Today Alex and I took a trip to Eikando Zenrin-ji, which is one of many temples along The Philosopher’s Path in Kyoto’s Sakyo ward. It’s not the first time we’ve been here and I hope it’s not the last. The complex is huge, with many gorgeous buildings to explore, and several gardens and ponds to reflect on.
The temple was founded in 863, ten years after the estate was purchased from a Fujiwara nobleman. It was originally dedicated to Shingon Buddhism, but later turned to Pure Land. Its most famous icon is perhaps its Mikaeri Amida, which is a small Amida Buddha which, instead of looking forward like most Amida icons, looks over its shoulder. The legend of this strange position has several versions: One says that once while the head monk Yokan was performing a ritual, the Amida statue came to life and stepped off its dais. Yokan became temporarily paralyzed with surprise, and so the Amida turned its head to look over its shoulder to scold him for being ‘slow’. The plaque at the temple explains the legend slightly differently. It says that instead of turning its head to scold Yokan, the Amida turned its head to invite Yokan to follow him. In either case, the turned head of the Mikaeri Amida is supposed to signify Amida’s compassion and patience for those who fall behind, or have not yet stepped onto the path of Buddhism.

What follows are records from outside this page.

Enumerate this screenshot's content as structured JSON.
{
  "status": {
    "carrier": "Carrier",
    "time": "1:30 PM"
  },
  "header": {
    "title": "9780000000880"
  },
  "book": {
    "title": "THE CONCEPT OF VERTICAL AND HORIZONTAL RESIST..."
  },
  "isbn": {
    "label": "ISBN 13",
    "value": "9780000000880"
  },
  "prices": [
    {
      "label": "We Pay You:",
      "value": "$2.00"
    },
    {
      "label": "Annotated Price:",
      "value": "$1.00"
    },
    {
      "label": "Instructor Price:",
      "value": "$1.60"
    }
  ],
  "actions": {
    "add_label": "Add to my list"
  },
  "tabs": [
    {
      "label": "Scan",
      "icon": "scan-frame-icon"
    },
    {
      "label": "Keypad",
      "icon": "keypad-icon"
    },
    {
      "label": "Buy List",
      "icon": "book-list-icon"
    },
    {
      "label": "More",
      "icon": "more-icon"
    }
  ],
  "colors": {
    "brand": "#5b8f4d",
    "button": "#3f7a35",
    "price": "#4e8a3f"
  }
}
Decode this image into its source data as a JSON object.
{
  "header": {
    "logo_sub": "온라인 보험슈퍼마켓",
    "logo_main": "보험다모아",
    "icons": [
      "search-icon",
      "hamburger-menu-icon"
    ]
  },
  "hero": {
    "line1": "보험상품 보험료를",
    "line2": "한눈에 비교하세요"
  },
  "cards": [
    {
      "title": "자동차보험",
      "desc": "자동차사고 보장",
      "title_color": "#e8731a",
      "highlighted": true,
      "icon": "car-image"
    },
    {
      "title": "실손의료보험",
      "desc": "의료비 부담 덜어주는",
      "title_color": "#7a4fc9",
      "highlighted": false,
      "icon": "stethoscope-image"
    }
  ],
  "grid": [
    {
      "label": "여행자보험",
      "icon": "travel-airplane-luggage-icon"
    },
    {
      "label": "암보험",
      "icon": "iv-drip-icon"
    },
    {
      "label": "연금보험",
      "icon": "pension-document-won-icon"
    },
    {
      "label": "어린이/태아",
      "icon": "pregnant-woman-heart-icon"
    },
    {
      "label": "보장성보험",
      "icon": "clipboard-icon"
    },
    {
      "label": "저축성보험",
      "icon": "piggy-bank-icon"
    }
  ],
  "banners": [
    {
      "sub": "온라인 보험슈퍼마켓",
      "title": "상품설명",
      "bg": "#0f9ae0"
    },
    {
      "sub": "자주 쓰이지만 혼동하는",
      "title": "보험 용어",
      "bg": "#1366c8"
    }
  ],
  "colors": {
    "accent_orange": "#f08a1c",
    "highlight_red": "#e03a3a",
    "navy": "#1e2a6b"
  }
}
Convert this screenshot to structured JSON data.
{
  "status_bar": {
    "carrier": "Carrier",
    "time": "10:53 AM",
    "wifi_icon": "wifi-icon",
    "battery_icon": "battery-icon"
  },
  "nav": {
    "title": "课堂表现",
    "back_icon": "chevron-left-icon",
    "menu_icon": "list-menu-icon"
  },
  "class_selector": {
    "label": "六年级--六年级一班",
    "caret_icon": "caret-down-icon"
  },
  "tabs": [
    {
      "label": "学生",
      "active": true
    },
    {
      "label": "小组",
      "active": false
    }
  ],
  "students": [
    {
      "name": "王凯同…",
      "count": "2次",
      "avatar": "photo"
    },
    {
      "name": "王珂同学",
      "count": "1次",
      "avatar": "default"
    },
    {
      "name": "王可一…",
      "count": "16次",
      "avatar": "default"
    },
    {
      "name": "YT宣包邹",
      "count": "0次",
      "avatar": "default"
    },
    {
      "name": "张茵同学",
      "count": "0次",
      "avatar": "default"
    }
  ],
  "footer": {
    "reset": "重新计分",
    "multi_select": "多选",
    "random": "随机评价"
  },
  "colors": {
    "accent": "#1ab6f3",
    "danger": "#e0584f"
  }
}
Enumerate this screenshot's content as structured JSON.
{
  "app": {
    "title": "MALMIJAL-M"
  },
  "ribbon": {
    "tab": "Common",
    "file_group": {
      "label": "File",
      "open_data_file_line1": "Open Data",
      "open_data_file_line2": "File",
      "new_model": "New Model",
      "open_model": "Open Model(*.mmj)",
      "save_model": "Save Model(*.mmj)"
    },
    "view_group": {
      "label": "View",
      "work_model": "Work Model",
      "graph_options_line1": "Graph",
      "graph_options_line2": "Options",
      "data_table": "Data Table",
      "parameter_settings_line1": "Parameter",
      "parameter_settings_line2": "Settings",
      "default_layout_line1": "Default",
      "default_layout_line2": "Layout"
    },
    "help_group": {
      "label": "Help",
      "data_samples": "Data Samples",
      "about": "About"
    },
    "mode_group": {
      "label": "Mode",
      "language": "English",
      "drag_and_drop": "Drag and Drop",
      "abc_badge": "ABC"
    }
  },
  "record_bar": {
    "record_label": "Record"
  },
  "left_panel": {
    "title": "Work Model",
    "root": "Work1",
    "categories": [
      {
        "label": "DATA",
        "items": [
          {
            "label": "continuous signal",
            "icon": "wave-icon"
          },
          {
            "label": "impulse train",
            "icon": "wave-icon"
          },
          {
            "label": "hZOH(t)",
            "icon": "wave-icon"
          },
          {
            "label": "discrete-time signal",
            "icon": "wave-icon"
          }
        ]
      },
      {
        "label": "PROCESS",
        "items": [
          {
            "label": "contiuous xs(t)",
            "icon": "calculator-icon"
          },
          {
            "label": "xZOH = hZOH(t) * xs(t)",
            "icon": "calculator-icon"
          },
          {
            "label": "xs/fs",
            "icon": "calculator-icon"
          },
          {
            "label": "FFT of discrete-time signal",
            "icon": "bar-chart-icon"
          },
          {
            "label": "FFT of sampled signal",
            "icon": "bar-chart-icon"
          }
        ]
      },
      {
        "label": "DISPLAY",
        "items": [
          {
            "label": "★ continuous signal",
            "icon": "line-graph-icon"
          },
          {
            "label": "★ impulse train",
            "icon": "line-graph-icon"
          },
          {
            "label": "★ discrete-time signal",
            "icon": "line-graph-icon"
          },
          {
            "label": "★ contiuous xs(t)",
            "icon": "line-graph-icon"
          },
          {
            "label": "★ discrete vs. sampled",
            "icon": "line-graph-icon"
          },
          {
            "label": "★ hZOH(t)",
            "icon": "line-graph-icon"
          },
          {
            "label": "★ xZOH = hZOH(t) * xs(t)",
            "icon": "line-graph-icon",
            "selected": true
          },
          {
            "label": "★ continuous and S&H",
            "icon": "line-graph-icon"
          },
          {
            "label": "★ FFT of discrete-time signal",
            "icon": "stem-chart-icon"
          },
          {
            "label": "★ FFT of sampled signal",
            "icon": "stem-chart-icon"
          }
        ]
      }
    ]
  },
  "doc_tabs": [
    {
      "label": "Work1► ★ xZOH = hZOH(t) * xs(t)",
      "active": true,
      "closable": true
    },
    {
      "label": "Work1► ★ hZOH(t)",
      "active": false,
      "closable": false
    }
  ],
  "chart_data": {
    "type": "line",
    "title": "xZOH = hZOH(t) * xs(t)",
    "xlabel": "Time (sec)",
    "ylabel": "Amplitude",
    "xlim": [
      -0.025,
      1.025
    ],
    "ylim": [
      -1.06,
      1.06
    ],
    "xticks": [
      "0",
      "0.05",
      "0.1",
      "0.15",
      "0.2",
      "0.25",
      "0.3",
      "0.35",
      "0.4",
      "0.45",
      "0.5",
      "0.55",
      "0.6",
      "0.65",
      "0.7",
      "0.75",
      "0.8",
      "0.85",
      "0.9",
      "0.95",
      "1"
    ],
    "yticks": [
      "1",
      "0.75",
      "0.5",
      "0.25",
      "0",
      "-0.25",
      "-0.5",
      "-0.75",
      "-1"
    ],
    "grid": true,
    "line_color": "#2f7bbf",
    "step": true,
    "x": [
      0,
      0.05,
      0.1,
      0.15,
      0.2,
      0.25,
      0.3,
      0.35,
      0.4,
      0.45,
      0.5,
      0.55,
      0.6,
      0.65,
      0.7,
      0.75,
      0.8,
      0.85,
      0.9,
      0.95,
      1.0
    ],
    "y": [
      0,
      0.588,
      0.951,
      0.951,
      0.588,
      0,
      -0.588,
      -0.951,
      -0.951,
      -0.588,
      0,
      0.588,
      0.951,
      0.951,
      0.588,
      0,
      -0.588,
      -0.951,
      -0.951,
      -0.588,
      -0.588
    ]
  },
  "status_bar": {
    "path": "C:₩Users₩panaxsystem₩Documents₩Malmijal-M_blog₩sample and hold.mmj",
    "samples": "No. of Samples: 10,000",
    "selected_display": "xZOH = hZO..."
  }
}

The icon room itself is incredibly impressive. Glittering with gold leaf and illuminated by several spotlights, its hard not to feel a little bit awed in the quiet room, and to see the Amida in such an unusual position is itself a special treat.
But what I like the most about Eikando Zenrin-ji is its beautiful outdoor architecture. Perhaps because it started its life as a Fujiwara mansion, the design and layout of the buildings is unlike any other temple I’ve visited in Japan so far. Graceful arching bridges and open breezeways connect the different sections of the temple together, and sweeping staircases and balconies give a stunning view of the Kyoto mountains and the forested gardens that surround the complex.
It was these features of this lovely temple that brought me out of a creative slump on my current WIP, Bone Wall, when we first visited last year. The atmosphere and being able to walk through a place so beautiful, and with such amazing design threw my creative brain into ‘what if’ overdrive, and helped create a new starting point from which to tell my story that has made it, frankly, so much stronger than its original versions. Returning today, that feeling is still strong, and it pumps energy into my fingers that then drop words onto the page. Being able to sit in a representation of a setting I’m building is incredibly helpful, and brings things to life far more easily than sitting in my living room with my eyes squeezed closed really tight. In the end, this is ‘write what you know’. Write from your life and your experiences. Write about what speaks to you. Write that which sets fire to your creativity in such a brightly burning torch that you can’t sleep at night. I can’t write about your X, but you can.
Japan is the creative force that drives Bone Wall in lots of different ways. I am writing about Japan, even if I’m not writing about samurai, or geisha, or the technological apocalypse.